Ferrari est une entreprise étonnante, à tous point de vue. Que l’on soit partisan du quatre roues jusqu’au bout du pommeau de vitesses ou écolo à enfourcher son vélo électrique à tout bout de champs, on ne peut qu’admirer l’entreprise, ses réalisations, ses performances, son palmarès, en somme son histoire. Mais aussi et surtout son histoire, celle qu’elle raconte à son écosystème : ses clients, à ses prospects, ses sponsors, ses investisseurs.

Vous ne le savez peut-être pas mais Ferrari ne se présente pas comme un constructeur de voiture de sport, mais comme un fournisseur de luxe ciblant les ultra-ultra riches (ou les 1% des 1% pour le dire autrement). C’est ce que l’on appelle le storytelling, l’histoire que l’entreprise raconte et à laquelle on croit – ou pas. Et l’on en croit cette histoire que la marque raconte à ses clients et prospects, cela fonctionne très bien : carnets de commandes remplis, marges énormes compte tenu du secteur, prévisions de croissance stratosphériques.

Des entreprises telles que Ferrari, Apple, Coca-Cola et d’autres ont réussi à élever leur storytelling au rang de mythe, autour duquel se reconnaît l’ensemble de l’écosystème. Certaines ont changé de mythe plusieurs fois au cours de leur vie (Apple ne s’adressait qu’aux geeks un peu hors système à ses débuts). Pour certaines cela fonctionne et pour d’autres c’est un gros couac : Nokia avec son « Connecting People » qui n’a pas survécu à l’arrivée du smartphone ou encore Facebook qui a englouti des dizaines de milliards avec son métavers.

Mais quand cela fonctionne c’est jackpot. Ferrari et Rolex ne vous vendent pas des voitures et des montres, elles vous font l’honneur de vous laisser rentrer dans le petit cercle de ceux qui accèdent au luxe ultime. La nuance est de taille et dans les deux cas si vous poussez la porte d’une boutique, vous pouvez au mieux espérer que l’on vous mette sur liste d’attente.

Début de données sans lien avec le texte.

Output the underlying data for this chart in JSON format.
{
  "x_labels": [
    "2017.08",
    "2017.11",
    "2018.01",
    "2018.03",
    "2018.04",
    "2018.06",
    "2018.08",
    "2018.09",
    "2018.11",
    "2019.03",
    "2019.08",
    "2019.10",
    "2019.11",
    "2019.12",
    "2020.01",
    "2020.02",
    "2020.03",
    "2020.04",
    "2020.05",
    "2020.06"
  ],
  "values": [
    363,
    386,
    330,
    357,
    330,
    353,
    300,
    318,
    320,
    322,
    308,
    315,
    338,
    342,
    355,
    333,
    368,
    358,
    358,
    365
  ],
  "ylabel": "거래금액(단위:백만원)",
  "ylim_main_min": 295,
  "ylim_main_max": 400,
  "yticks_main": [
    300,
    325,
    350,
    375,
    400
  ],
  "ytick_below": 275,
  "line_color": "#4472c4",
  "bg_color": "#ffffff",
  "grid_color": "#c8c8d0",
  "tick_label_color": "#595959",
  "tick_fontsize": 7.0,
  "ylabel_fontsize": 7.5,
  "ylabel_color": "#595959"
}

Les religions, les nations, les marques (Nike ne vend pas des chaussures mais un style de vie, comme l’a démontré Naomi Klein dans son ouvrage « No Logo ») développent des storytellings, des mythes car cela fonctionne. 12 000 ans d’histoire depuis les débuts du néolithique sont en effet là pour en témoigner.

Mais quel est le storytelling de la cybersécurité ? Selon la culture du lecteur, la réponse sera technique, processus, qualité, geek, gouvernance, mais ne s’approchera que rarement d’un storytelling à la Ferrari / Nike / Apple, et c’est certainement pour cela que depuis 15 ans on rame en rond dans la mare à bugs. C’est pour cela que le RSSI est rarement au board, que les pouvoirs publics n’ont, dans quasiment aucun pays occidental, saisi l’ampleur de la menace et les moyens qu’il faudrait y consacrer dans les vingt prochaines années pour éviter que l’Internet devienne un coupe-gorge et que les organisations n’aient d’autres choix que de s’en déconnecter comme récemment cette expérience de Google (certes à petite échelle) sur 2 500 de ses salariés.

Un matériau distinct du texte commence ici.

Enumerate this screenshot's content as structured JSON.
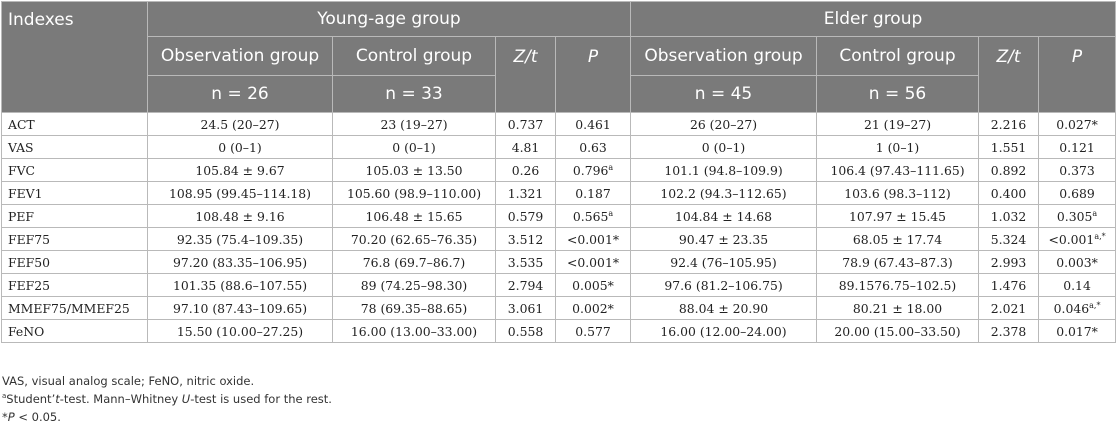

La cybersécurité ne se perdra pas simplement faute de combattants, comme je m’en ouvrais récemment dans cet article, elle se perdra aussi faute de marketing des DSI et des RSSI qui auront échoué à s’accorder sur un storytelling auquel adhère la direction générale, les pouvoirs publics, les DSI elles-mêmes et tout l’écosystème. Pas sûr, bien entendu, qu’un storytelling bien léché suffise à faire remonter la cybersécurité dans la hiérarchie des priorités (et des investissements, et des recrutements, et des formations, etc.) mais il est peu probable que sans cela on dure bien longtemps à ce rythme.

Récemment je suis tombé sur cette page Wikipédia, qui relate les principaux faits marquants de l’année 1024, soit il y a 1 000 ans. Il serait intéressant que dans le Wikipédia du futur, nos descendants en 3024 consulte la page de 2024 et voient, dans la liste des faits marquants, la killer-storytelling qui a enfin mis la cybersécurité au centre du monde. Suite logique quand on y pense, après avoir cru que le soleil tournait autour de la Terre, on a fini par admettre que c’était l’inverse. On finira donc bien par se rendre compte que c’est la DSI qui tourne autour de la cybersécurité et pas l’inverse.